China brings back controversial anal Covid swabs weeks before Winter Olympics

China has re-introduced controversial anal swab tests for Covid amid the spread of the Omicron variant, two weeks before the start of the Beijing Winter Olympics.

Anal Covid tests involve placing a two-inch long cotton swab inside a patient's rectum, rotating it, before removing it and sending it to a lab for analysis.

The method became prevalent in Beijing after a nine-year-old boy tested positive in January 2021, but the swabs became a point of controversy in March 2021 when their use was expanded to foreign travellers visiting the city.

Beijing's epidemic control department said at the time that international arrivals could be ordered to take one, but that not everyone flying into the city had to.

Concerns have been raised about anal swabs from officials in the US, Japan, South Korea and Germany.

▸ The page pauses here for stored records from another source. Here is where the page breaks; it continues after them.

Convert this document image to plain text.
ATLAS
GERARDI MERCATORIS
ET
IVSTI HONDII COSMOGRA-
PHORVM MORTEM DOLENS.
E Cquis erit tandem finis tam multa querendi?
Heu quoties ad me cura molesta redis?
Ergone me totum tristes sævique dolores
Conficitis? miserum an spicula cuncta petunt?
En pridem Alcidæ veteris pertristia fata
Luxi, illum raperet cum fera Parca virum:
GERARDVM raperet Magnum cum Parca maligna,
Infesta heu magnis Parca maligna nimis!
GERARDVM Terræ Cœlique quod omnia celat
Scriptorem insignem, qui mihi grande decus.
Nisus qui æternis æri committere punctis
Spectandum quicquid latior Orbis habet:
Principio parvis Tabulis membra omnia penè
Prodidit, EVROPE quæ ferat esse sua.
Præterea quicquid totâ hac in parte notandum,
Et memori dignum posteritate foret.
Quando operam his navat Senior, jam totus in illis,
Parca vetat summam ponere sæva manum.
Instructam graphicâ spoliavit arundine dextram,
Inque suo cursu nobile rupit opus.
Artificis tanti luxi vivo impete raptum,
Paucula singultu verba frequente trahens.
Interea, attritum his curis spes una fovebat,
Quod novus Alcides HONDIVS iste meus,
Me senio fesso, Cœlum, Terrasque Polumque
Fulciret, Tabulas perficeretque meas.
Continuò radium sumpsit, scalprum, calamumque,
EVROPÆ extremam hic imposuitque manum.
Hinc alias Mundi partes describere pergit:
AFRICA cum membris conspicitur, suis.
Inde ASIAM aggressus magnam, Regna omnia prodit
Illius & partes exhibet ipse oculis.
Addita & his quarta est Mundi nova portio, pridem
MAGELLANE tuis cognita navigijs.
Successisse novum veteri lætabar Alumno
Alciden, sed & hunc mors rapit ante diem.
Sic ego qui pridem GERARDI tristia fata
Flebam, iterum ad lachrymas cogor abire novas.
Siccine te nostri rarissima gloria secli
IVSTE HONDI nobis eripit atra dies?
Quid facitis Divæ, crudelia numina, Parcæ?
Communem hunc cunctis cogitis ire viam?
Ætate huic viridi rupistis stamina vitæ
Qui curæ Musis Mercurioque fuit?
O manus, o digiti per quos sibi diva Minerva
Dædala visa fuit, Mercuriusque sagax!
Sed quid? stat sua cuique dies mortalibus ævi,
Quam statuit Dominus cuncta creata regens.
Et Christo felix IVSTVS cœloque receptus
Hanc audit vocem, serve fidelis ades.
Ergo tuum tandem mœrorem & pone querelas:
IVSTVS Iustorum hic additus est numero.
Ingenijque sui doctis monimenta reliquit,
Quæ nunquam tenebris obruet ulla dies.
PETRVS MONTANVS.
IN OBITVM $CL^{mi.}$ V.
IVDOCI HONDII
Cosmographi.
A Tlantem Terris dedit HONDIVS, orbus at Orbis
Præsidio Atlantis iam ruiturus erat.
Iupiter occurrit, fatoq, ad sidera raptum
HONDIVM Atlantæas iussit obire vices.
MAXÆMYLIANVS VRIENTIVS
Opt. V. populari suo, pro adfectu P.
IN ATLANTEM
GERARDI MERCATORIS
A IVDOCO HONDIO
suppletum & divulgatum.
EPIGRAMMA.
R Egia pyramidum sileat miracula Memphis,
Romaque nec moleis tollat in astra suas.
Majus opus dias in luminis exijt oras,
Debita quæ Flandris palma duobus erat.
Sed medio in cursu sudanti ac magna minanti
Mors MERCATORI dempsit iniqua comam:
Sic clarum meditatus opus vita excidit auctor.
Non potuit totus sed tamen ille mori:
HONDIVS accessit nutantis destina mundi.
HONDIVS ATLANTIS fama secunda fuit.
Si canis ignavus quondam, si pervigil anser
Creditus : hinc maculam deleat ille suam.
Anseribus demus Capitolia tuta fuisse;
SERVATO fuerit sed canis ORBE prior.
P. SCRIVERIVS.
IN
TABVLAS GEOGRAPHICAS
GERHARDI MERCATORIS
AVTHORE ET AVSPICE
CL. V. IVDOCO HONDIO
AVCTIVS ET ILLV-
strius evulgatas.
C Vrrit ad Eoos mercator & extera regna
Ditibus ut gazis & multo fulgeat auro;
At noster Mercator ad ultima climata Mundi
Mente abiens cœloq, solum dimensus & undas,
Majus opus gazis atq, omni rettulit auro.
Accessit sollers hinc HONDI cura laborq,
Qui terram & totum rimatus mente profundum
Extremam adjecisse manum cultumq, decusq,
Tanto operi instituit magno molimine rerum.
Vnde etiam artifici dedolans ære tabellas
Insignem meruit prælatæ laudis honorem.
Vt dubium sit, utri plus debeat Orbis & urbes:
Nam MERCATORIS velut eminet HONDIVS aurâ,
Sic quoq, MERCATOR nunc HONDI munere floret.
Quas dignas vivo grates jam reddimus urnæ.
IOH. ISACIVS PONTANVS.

China was forced to deny that they were a requirement for US diplomats, and doctors defended the tests to state media, claiming that they can better detect infections as traces of the virus last longer in the rectum than in the respiratory tract.

Now, The Beijing News report that 27 people in one of the city's apartment buildings were anally swabbed on January 15 this year, after a 26-year-old inhabitant of the building became the first recorded case of Omicron in Beijing.

According to local reports, there have now been 11 confirmed Omicron cases in the capital as of Thursday, and strict lockdown and testing measures have been introduced.

Beijing's Haidian district – where the cases were detected – has now been closed off with barriers whilst testing continues.

This week Covid cases reached their highest levels in China since March 2020, leading authorities to cancel the sale of Winter Olympics tickets.

Fans from outside of China were already banned, and now only 'selected' people will be able to spectate.

Organisers also said today that the Olympic torch relay will be cordoned off from the public. The relay had already been scaled back significantly given the country's Covid restrictions.